İnceleme için harcanan zaman ne kadar uzun olursa ve çevre ne kadar sessiz ve huzurlu olursa, arzu bedeninde yapılan kazıma o kadar derin olacaktır. Daha önce de söylediğimiz gibi, bunun çok önemli ve geniş kapsamlı bir etkisi vardır, çünkü o zaman ruhun Araf'ta kötü alışkanlıklar ve kötülükler nedeniyle çekeceği acılar, sadece hafif bir izlenimin olduğu durumdan çok daha şiddetli olacaktır ve gelecekte Geçmişte acılara neden olan hatalara karşı vicdanın hâlâ küçük olan sesi, hayatta çok daha ısrarla uyaracaktır. Ölüm anındaki koşullar, örneğin bir savaşın gürültüsü ve kargaşası, bir kazanın üzücü koşulları veya akrabaların histerik feryatları gibi dış koşullar nedeniyle ruhu rahatsız edecek şekilde olduğunda, dikkatin dağılması, onun arzu bedeni üzerine kazımada uygun bir derinliği fark etmesini engeller.

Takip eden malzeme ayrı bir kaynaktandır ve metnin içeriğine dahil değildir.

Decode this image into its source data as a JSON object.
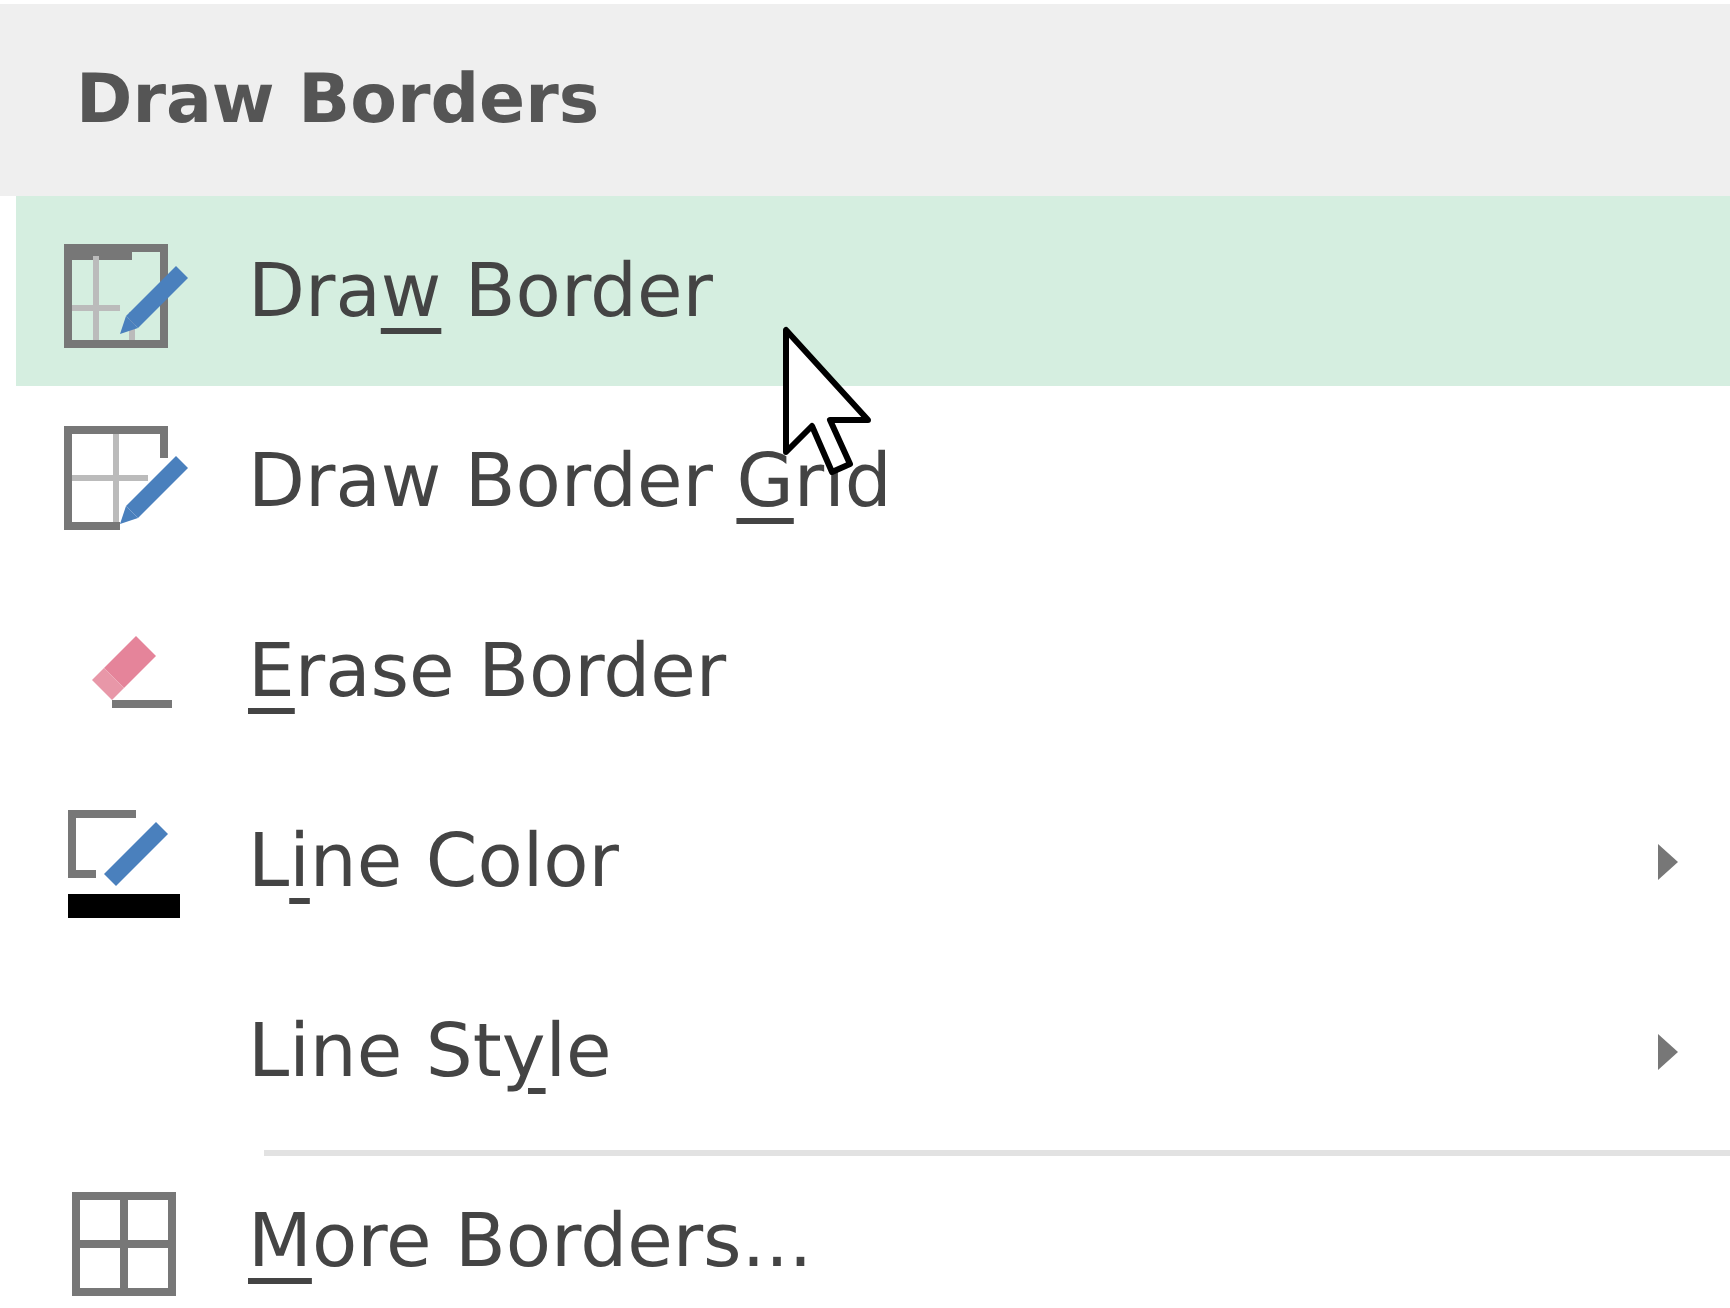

Sonuç olarak, ölüm sonrası varlığı belirsiz ve yavan hale gelir, ruh, huzur içinde ve normal koşullar altında bedenden çıkmış olsaydı yapması gerektiği gibi deneyimin meyvelerini toplayamaz. Bu nedenle, gelecek yaşamda iyiliğe yönelik teşvikten yoksun kalacak ve yaşam panoramasının derinlere kazınmasının vereceği kötülüğe karşı uyarıyı kaçıracaktır. Dolayısıyla büyümesi çok belirgin bir derecede gecikecektir, ancak evrimden sorumlu hayırsever güçler, bahsedilen ölüm ve diğer olumsuz durumlara yönelik cahilce muamelemizi telafi etmek için bazı adımlar atmaktadır.